By
Robert O. Dawson
Bryant Smith Chair in Law
University of Texas School of Law
2001 Case Summaries 2000 Case Summaries 1999 Case Summaries
Minor not an accomplice witness in criminal
prosecution for delivery of controlled substance to a minor [Rodriguez v. State]
(00-4-21).
On November 2, 2000, the Austin Court of Appeals held that because a minor
to whom a controlled substance had been delivered had an affirmative defense to
a charge of delivery of a controlled subtonic to a minor, that person was not an
accomplice witness in a criminal trial of the adult for delivering the
controlled substance.
¶ 00-4-21. Rodriguez v. State, ___ S.W.3d ___, No. 03-99-00591-CR, 2000 WL
1636883, 2000 Tex.App.Lexis __ (Tex.App.—Austin 11/2/00)[Texas Juvenile Law
(5th Edition 2000)].
Facts: A jury found appellant Johnny Rodriguez guilty of delivering cocaine to a
minor. See Tex. Health & Safety Code Ann. § 481.122 (West Supp.2000). The
jury assessed punishment, enhanced by a previous felony conviction, at
imprisonment for sixty years and a $10,000 fine. We will modify the judgment of
conviction to delete the affirmative finding that Rodriguez used a deadly weapon
in the commission of the offense and affirm the judgment as modified.

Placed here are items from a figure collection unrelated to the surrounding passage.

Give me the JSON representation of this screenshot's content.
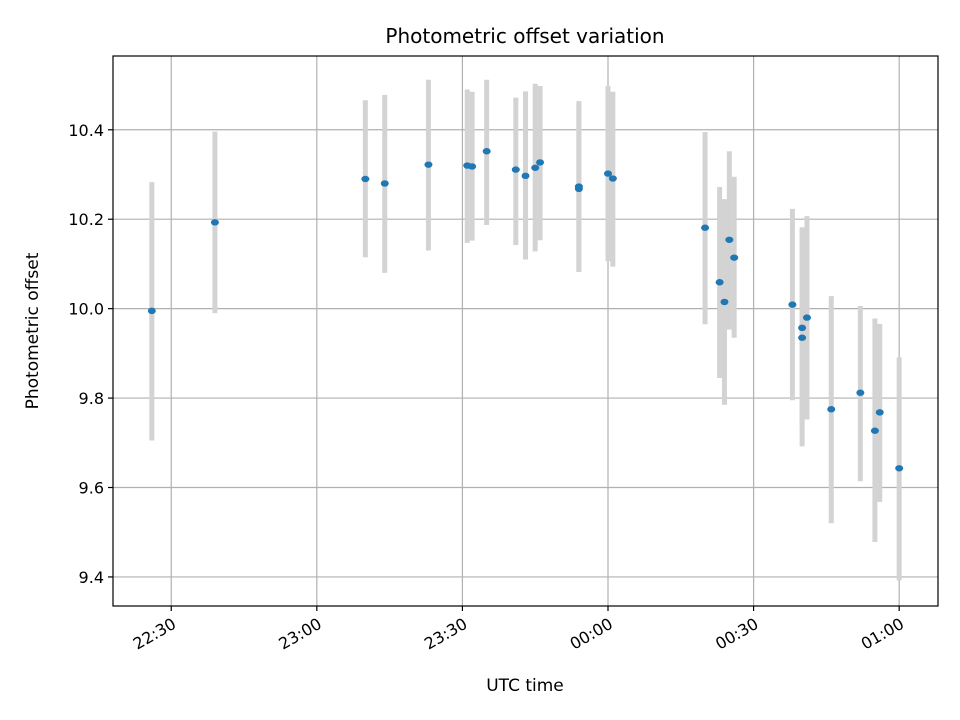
{
  "chart_data": {
    "type": "scatter",
    "title": "Photometric offset variation",
    "xlabel": "UTC time",
    "ylabel": "Photometric offset",
    "x_tick_labels": [
      "22:30",
      "23:00",
      "23:30",
      "00:00",
      "00:30",
      "01:00"
    ],
    "x_ticks": [
      "2000-01-01T22:30",
      "2000-01-01T23:00",
      "2000-01-01T23:30",
      "2000-01-02T00:00",
      "2000-01-02T00:30",
      "2000-01-02T01:00"
    ],
    "y_ticks": [
      9.4,
      9.6,
      9.8,
      10.0,
      10.2,
      10.4
    ],
    "y_tick_labels": [
      "9.4",
      "9.6",
      "9.8",
      "10.0",
      "10.2",
      "10.4"
    ],
    "xlim": [
      "2000-01-01T22:18",
      "2000-01-02T01:08"
    ],
    "ylim": [
      9.335,
      10.565
    ],
    "grid": true,
    "colors": {
      "point": "#1f77b4",
      "errorbar": "#d3d3d3",
      "grid": "#b0b0b0"
    },
    "series": [
      {
        "x": [
          "2000-01-01T22:26",
          "2000-01-01T22:39",
          "2000-01-01T23:10",
          "2000-01-01T23:14",
          "2000-01-01T23:23",
          "2000-01-01T23:31",
          "2000-01-01T23:32",
          "2000-01-01T23:35",
          "2000-01-01T23:41",
          "2000-01-01T23:43",
          "2000-01-01T23:45",
          "2000-01-01T23:46",
          "2000-01-01T23:54",
          "2000-01-01T23:54",
          "2000-01-02T00:00",
          "2000-01-02T00:01",
          "2000-01-02T00:20",
          "2000-01-02T00:23",
          "2000-01-02T00:24",
          "2000-01-02T00:25",
          "2000-01-02T00:26",
          "2000-01-02T00:38",
          "2000-01-02T00:40",
          "2000-01-02T00:40",
          "2000-01-02T00:41",
          "2000-01-02T00:46",
          "2000-01-02T00:52",
          "2000-01-02T00:55",
          "2000-01-02T00:56",
          "2000-01-02T01:00"
        ],
        "y": [
          9.995,
          10.193,
          10.29,
          10.28,
          10.322,
          10.32,
          10.318,
          10.352,
          10.311,
          10.297,
          10.315,
          10.327,
          10.268,
          10.273,
          10.302,
          10.291,
          10.181,
          10.059,
          10.015,
          10.154,
          10.114,
          10.009,
          9.957,
          9.935,
          9.98,
          9.775,
          9.812,
          9.727,
          9.768,
          9.643
        ],
        "yerr_low": [
          9.705,
          9.99,
          10.115,
          10.08,
          10.13,
          10.147,
          10.152,
          10.187,
          10.142,
          10.11,
          10.128,
          10.153,
          10.082,
          10.082,
          10.106,
          10.094,
          9.965,
          9.845,
          9.785,
          9.953,
          9.935,
          9.795,
          9.735,
          9.692,
          9.752,
          9.52,
          9.614,
          9.478,
          9.568,
          9.392
        ],
        "yerr_high": [
          10.283,
          10.396,
          10.466,
          10.478,
          10.512,
          10.49,
          10.485,
          10.512,
          10.472,
          10.486,
          10.503,
          10.498,
          10.456,
          10.464,
          10.498,
          10.485,
          10.395,
          10.272,
          10.245,
          10.352,
          10.295,
          10.223,
          10.178,
          10.182,
          10.207,
          10.028,
          10.006,
          9.978,
          9.966,
          9.891
        ]
      }
    ]
  }
}
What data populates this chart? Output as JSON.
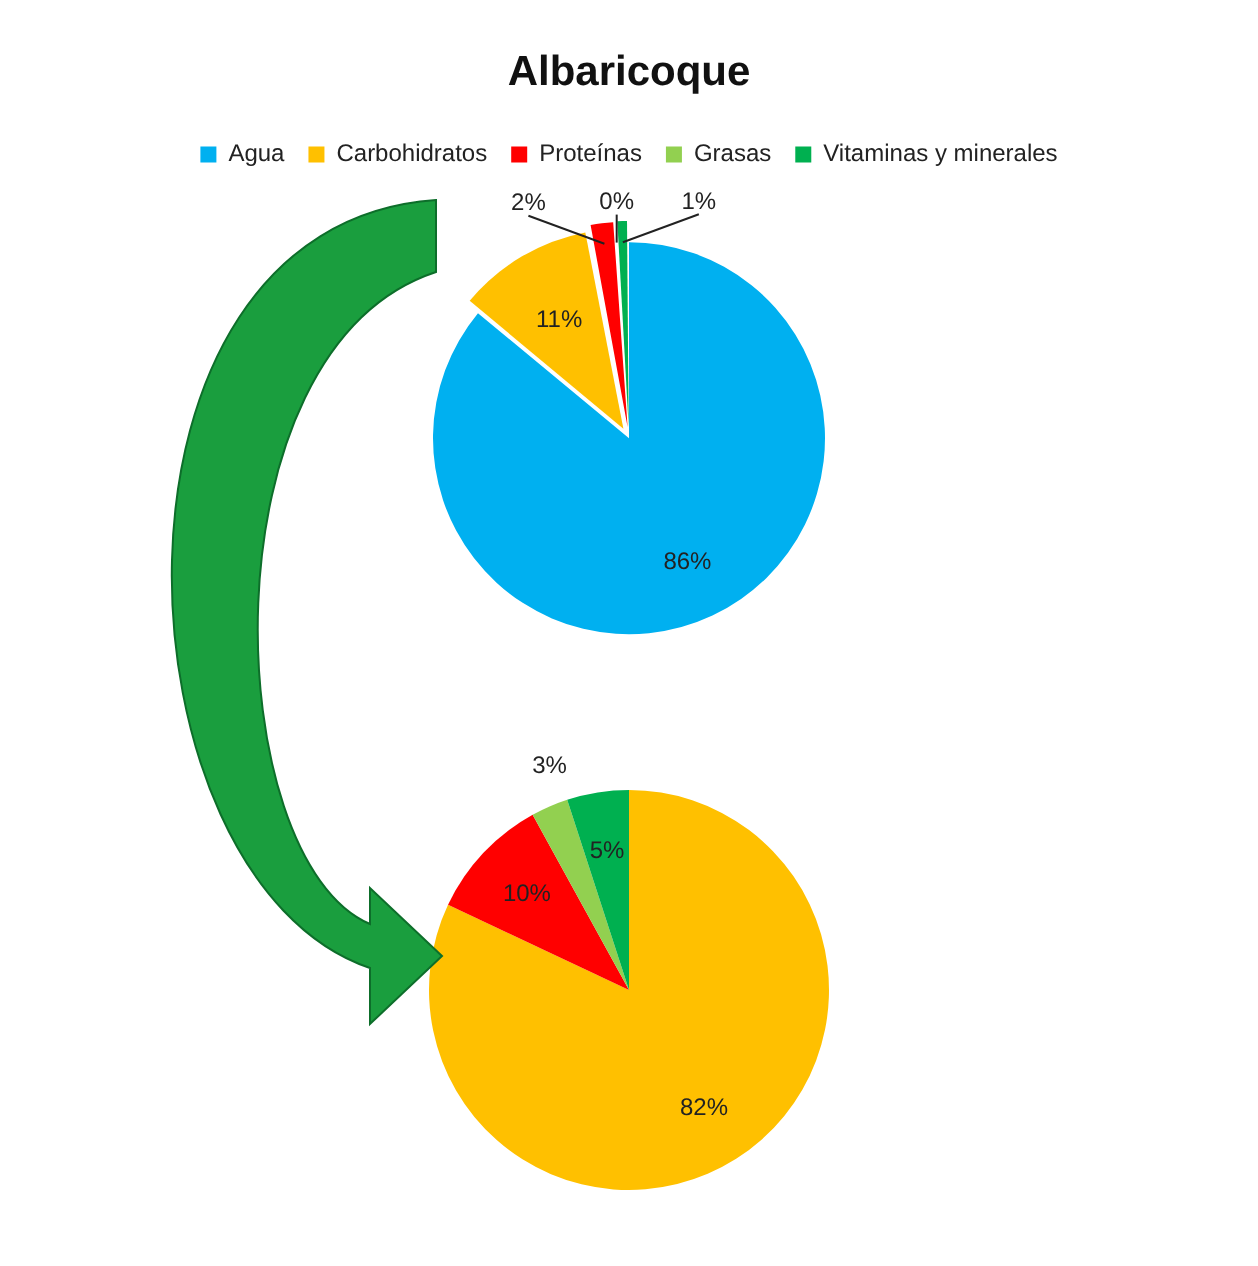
{
  "chart_data": [
    {
      "type": "pie",
      "title": "Albaricoque",
      "legend": "top",
      "categories": [
        "Agua",
        "Carbohidratos",
        "Proteínas",
        "Grasas",
        "Vitaminas y minerales"
      ],
      "values": [
        86,
        11,
        2,
        0,
        1
      ],
      "value_labels": [
        "86%",
        "11%",
        "2%",
        "0%",
        "1%"
      ],
      "colors": [
        "#00b0f0",
        "#ffc000",
        "#ff0000",
        "#92d050",
        "#00b050"
      ]
    },
    {
      "type": "pie",
      "categories": [
        null,
        null,
        null,
        null
      ],
      "values": [
        82,
        10,
        3,
        5
      ],
      "value_labels": [
        "82%",
        "10%",
        "3%",
        "5%"
      ],
      "colors": [
        "#ffc000",
        "#ff0000",
        "#92d050",
        "#00b050"
      ]
    }
  ]
}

Rodriguez's daughter, K.R., testified that on September 9, 1998, when she was
fourteen years old, she went to the house her father shared with his mother,
K.R.'s grandmother. Rodriguez and K.R. went to his bedroom where Rodriguez
produced a "twenty" of cocaine. [FN1] Rodriguez placed the cocaine on
the top of a speaker, chopped it with a razor blade, and divided it into lines.
Then, using a rolled up dollar bill, K.R. inhaled the cocaine as Rodriguez
watched.
FN1. K.R. testified that a "twenty" was $20 worth of cocaine, or about enough to fill a thimble.
Later that day, K.R. gave her mother, Linda Watts, four dollars to purchase gasoline. [FN2] One of the bills was the one K.R. had used to inhale the cocaine. Watts noticed some white powder on the bill. When she tasted it, it made her tongue numb. Suspecting the powder was cocaine, Watts confronted K.R., who revealed what had happened. A urine specimen taken from K.R. the next day tested positive for cocaine.
FN2. Rodriguez and Watts were divorced. Both lived in New Braunfels. K.R. lived with her mother, but often visited her father.
Held: Affirmed as modified.
Opinion Text: Rodriguez contends the evidence is legally insufficient to support
the jury's finding that he delivered cocaine to K.R. The question presented is
whether, after viewing all the evidence in the light most favorable to the
verdict, any rational trier of fact could have found the essential elements of
the offense beyond a reasonable doubt. See Jackson v. Virginia, 443 U.S. 307,
324 (1979); Griffin v. State, 614 S.W.2d 155, 158-59 (Tex.Crim.App.1981).
Rodriguez first argues that K.R. was an accomplice witness, and that her
testimony was not adequately corroborated. See Tex.Code Crim. Proc. Ann. art.
38.14 (West 1979) (accomplice witness rule). Rodriguez relies on the opinion in
Blake v. State, 971 S.W.2d 451, 461 (Tex.Crim.App.1998), in which the juvenile
exception to the accomplice witness rule was abolished.
The test for determining whether a witness is an accomplice under article 38.14
is whether the witness could be prosecuted under the same indictment by which
the accused was charged. See Gamez v. State, 737 S.W.2d 315, 322
(Tex.Crim.App.1987); Reyna v. State, 22 S.W.3d 655, 659 (Tex.App.--Austin 2000,
no pet.). It is an affirmative defense to prosecution for delivering a
controlled substance to a minor that the actor was younger than twenty-one years
of age. See Tex. Health & Safety Code Ann. § 481.122(b)(1) (West
Supp.2000). Thus, while there is no longer a blanket exception to the accomplice
witness rule for juveniles, K.R. could not be prosecuted for the offense for
which Rodriguez was indicted and therefore was not an accomplice witness.